Du côté des enseignants, la nouvelle norme veut que chaque enfant, quelle que soit sa situation, soit accueilli en classe ordinaire. Si l’inclusion scolaire a été relativement bien accompagnée à l’école primaire ces dernières décennies, dans le secondaire, elle est parfois subie par des enseignants non outillés à la différenciation pédagogique. Il appartient alors, par exemple, aux enseignants spécialisés de la faciliter, en partageant des outils pour construire une nouvelle pratique.
Comment se déroule cette recherche-action ?

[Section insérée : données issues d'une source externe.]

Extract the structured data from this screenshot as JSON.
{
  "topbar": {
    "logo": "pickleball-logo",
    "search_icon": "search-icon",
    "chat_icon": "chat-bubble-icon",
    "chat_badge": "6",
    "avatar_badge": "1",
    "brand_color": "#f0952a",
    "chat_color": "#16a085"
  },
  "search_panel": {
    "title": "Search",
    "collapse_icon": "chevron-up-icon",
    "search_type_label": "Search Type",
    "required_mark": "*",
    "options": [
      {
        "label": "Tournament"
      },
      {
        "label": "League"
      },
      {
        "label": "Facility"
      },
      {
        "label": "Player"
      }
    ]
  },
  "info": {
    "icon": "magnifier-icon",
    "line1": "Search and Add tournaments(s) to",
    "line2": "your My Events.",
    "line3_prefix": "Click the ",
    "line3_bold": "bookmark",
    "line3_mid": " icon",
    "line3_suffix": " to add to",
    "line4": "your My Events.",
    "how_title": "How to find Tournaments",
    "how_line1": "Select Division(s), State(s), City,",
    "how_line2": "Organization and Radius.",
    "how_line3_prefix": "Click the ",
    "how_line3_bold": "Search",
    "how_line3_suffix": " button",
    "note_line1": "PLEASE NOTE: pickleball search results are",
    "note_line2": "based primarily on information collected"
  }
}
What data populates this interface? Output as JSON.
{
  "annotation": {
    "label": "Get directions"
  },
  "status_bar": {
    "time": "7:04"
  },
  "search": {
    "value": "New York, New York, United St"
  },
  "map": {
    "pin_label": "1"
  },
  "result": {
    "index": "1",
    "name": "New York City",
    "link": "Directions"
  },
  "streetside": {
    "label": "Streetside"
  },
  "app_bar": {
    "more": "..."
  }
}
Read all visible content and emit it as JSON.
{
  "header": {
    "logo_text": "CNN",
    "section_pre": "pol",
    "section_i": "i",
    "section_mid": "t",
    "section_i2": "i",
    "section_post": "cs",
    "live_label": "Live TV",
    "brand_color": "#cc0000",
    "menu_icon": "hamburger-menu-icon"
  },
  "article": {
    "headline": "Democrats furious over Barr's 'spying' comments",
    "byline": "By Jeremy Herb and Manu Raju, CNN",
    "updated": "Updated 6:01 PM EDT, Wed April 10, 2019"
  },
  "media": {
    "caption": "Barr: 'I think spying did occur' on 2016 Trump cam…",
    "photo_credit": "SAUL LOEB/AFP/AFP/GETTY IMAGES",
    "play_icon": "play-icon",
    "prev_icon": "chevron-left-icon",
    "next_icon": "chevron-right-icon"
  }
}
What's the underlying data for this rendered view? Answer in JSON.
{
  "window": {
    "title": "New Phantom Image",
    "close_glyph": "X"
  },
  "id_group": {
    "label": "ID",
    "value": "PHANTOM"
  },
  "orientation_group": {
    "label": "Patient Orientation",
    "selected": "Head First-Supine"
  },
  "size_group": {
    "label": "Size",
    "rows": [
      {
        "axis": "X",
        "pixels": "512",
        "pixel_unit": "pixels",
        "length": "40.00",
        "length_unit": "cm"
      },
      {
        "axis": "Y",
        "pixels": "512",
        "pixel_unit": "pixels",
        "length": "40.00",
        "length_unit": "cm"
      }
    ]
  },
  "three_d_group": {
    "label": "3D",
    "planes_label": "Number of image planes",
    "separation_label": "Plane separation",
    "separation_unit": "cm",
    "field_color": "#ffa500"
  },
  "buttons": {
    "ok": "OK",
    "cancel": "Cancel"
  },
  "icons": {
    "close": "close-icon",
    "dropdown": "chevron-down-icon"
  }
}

Laurent Lescouarch : Pilotée par une vingtaine d’enseignants spécialisés d’Auvergne vis-à-vis desquels je joue un rôle d’accompagnateur, cette recherche-action s’est d’abord interrogée sur les enjeux de leur pratique à travers des références théoriques. Dans une deuxième phase, les enseignants spécialisés développent des dispositifs innovants dans leurs établissements : par exemple, l’accueil de parents pour travailler la question des devoirs, des cafés des parents sur des sujets éducatifs, des ateliers ludiques pour discuter de l’intérêt qu'il y a à jouer avec les enfants, le tout en présence des trois types d'acteurs, les enseignants, l'enseignant spécialisé en tant que médiateur et les familles. Ces pratiques sont ensuite analysées collectivement pour étudier ce qui fonctionne bien ou moins bien, les obstacles à dépasser. L’objectif est d’en tirer des invariants, base d’outils destinés à la formation des enseignants spécialisés. Dans cette recherche-action, les chercheurs sont les enseignants eux-mêmes, au plus près de leur contexte professionnel. Cette démarche favorise une dynamique de formation personnelle très importante.